Viernes, 9 de octubre de 2009 | Hoy
Por Omar Acha *
Al pagar por sexo se adhiere a una reducción del otro cuerpo a la condición de objeto: de un objeto con el que frotarse, o por el cual ser friccionado, hasta lograr alguna forma de disfrute. Sin duda, que esa manera de gozar satisface a mucha gente; de allí la demanda de la prostitución. De ese modo se asume que erotismo y genitalidad son prácticamente sinónimos. La genitalidad tiene como meta la satisfacción, en cambio, el erotismo es un mundo más vasto, más impredecible, y ciertamente, más excitante. El erotismo se arriesga al deseo; se aventura a la indiferencia de la pareja. Si se llega a descubrir de soslayo que la otra persona no disfruta –por ejemplo, si mira la pared–, el propio deseo es aniquilado, porque se convierte en pura frotación. Sólo con la pasión en la mirada amante, con la respiración agitada, con el abrazo febril y el grito irreprimible, es que el erotismo se enlaza con el orgasmo. En el consumo de prostitución se paga por el entusiasmo, por una gestualidad gozosa pero obviamente apócrifa.

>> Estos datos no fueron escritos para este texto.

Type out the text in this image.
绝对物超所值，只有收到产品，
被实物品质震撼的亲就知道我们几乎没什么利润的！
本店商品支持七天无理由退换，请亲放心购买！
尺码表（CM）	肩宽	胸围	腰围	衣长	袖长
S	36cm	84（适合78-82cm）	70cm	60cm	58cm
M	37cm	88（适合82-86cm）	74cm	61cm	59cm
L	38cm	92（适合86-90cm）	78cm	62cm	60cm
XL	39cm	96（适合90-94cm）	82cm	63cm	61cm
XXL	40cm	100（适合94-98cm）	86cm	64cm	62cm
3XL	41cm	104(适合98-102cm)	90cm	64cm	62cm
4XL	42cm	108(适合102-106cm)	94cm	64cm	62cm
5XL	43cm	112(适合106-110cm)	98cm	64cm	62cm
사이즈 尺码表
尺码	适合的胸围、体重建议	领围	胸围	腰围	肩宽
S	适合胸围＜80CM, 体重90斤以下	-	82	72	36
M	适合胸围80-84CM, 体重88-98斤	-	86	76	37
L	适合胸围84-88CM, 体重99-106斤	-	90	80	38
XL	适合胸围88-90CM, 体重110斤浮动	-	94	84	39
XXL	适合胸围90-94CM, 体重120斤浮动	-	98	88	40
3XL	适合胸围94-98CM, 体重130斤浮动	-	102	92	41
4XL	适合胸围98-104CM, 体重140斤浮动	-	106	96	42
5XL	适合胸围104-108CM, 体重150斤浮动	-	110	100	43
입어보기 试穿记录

La prostitución es una ocupación ligada a la sociedad capitalista (es sencillamente falso que sea “la profesión más vieja del mundo”) y perderá sentido cuando los seres humanos seamos criaturas socialmente deseantes; cuando la asimilación del cuerpo de un otro a la condición de insumo objetivo ya no sea interesante. Es que cuando se impone una dinámica de deseo, la dialéctica de la frotación se desgasta. En nuestra civilización, se prodiga dinero para evadir el deseo (y su peligro, porque el deseo es de temer), para hallar lo que no obtenemos en nuestra propia cama. No pagar por sexo es, para mí, la espera de la entrega voluntaria y amante, recíproca. Es el requerimiento autónomo, la anticipación utópica y apasionante de una existencia más libre que quizá vivamos en una sociedad distinta.
* Escritor y profesor universitario.